Three companies respond to recent comments from Wynn, Murren


Justin M. Bowen

Gaming executives on Thursday credited the federal stimulus package with saving jobs in Las Vegas in a response to recent comments from Steve Wynn and MGM Mirage’s Jim Murren.

Audio Clip

  • Harrah's, Station Casinos and Hilton execs on Nevada's economy

Steve Wynn on Fox News

Jim Murren on Fox News

Despite Nevada’s tough economic climate and growing jobless rate, casino executives today said they are seeing the benefits of federal stimulus dollars flowing to Las Vegas.

In the wake of national media appearances by two high-profile Las Vegas casino executives, Harrah’s Entertainment, Station Casinos and Hilton International hosted a teleconference Thursday to chime in on the Obama administration and the effects of the federal stimulus on the industry.

Wynn Resorts executive Steve Wynn, who has been critical of the Obama administration for months, voiced his opinion again during a roundtable discussion on Fox News Channel on Oct. 10.

Then Tuesday, MGM Mirage Chief Executive Jim Murren spoke with Fox News. He was less critical of the president but said Obama needs more focus on job creation.

Harrah’s Entertainment Senior Vice President Jan Jones said today’s teleconference wasn’t just a response to Wynn and Murren, but a reaction to those who question the need for the federal stimulus and its role in protecting jobs.

“State government in Nevada would not be operating if it weren’t for the money that came into the state budget from the stimulus,” Jones said. “The number of jobs that have been protected because the government can still operate, that is a direct result of the stimulus.”

Aside from the money Nevada received from the stimulus, the cancellation of indebtedness provision and Travel Promotion Act were important additions that helped the gaming industry, Jones said. She credited Senate Majority Leader Harry Reid with both.

The cancellation of indebtedness provision allows companies to restructure their debt and delays tax payments tied to capital gains.

“For Harrah’s Entertainment, that allowed us to protect 31,000 jobs in Nevada alone. This piece of legislation allowed Harrah’s to work to restructure to make sure we kept our employees employed,” said Jones, a former Las Vegas mayor and current member of the governor's Spending and Government Efficiency Commission.

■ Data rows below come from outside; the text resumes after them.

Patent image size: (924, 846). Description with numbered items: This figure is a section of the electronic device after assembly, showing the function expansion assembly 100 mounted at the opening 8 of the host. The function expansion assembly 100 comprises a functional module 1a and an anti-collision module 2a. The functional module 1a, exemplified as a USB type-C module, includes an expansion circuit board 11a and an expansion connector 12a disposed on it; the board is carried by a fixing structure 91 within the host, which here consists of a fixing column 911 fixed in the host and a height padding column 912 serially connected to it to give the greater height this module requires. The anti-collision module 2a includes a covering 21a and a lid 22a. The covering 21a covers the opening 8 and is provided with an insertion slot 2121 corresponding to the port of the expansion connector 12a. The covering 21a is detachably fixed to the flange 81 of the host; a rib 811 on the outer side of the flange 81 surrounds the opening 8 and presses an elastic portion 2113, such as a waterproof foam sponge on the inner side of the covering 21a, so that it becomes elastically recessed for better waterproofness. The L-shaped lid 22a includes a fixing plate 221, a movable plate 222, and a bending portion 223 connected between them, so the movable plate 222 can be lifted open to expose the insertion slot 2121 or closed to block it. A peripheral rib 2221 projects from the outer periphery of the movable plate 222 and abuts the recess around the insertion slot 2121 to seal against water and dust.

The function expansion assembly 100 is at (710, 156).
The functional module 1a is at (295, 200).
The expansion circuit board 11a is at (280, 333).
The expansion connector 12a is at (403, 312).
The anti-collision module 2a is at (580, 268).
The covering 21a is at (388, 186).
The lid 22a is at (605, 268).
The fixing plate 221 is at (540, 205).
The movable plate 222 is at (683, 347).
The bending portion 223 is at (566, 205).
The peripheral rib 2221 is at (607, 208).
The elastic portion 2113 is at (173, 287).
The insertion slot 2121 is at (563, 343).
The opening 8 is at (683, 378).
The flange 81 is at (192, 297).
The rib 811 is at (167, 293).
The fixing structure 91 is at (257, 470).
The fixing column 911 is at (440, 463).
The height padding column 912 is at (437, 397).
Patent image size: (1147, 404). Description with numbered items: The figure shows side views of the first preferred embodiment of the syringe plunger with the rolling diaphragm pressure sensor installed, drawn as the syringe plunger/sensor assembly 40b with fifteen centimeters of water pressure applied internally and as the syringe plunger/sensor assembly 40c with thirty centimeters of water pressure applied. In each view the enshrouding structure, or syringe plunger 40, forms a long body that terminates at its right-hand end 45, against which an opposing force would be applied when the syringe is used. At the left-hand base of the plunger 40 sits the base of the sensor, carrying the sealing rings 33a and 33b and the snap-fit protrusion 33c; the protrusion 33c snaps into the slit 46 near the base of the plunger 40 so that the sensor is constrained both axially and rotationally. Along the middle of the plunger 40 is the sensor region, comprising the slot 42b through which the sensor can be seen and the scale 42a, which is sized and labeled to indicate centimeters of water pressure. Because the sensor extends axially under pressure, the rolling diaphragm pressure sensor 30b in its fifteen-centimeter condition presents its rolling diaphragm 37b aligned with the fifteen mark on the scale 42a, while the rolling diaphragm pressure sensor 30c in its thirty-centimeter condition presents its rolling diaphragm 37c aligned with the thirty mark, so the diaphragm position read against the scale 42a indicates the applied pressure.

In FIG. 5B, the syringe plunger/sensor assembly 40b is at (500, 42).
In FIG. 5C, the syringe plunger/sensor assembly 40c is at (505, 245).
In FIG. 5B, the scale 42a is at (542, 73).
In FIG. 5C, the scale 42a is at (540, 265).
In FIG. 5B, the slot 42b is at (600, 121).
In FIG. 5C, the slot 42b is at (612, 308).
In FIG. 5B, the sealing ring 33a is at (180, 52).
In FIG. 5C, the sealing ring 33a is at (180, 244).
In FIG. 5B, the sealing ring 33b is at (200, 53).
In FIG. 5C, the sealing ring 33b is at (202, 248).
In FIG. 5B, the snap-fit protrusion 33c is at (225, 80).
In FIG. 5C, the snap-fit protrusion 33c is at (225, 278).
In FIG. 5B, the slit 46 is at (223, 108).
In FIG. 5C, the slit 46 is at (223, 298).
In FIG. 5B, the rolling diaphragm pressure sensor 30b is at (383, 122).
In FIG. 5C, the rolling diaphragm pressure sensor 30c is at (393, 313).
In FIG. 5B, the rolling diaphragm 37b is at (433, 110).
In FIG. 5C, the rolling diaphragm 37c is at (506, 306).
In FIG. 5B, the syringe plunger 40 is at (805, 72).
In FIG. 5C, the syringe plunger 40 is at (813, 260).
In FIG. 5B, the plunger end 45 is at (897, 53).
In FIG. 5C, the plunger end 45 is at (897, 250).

Station Casinos Chief Development Officer Scott Neilson said his company hasn’t been able to take part in the debt cancellation provision since Station is currently in bankruptcy proceedings, but said the legislation will allow the company increased flexibility as it restructures.

“Even though a lot of the companies in the Nevada economy trying to work through this [bankruptcy] process right now might not have been able to take advantage of this provision yet, I think that they will and I think you’ll see a lot of companies benefit greatly,” he said.

Chris Najbicz, vice president of West Coast operations for Hilton Hotels, said he stands by Harrah’s and Station Casinos on the stimulus.

“We really do endorse the importance of the American Recovery and Reinvestment Act in saving a multitude of jobs throughout the state of Nevada and believe it’s been very helpful to the Las Vegas business community in general,” Najbicz said.

Jones said some Nevadans haven’t made the connection between the stimulus and job creation in the state. The state’s unemployment rate last month stood at 13.3 percent.

“When we have been so positively impacted, I felt it was wrong for it to be continually mischaracterized,” Jones said of the stimulus. “I think sometimes people forget what the reality is.”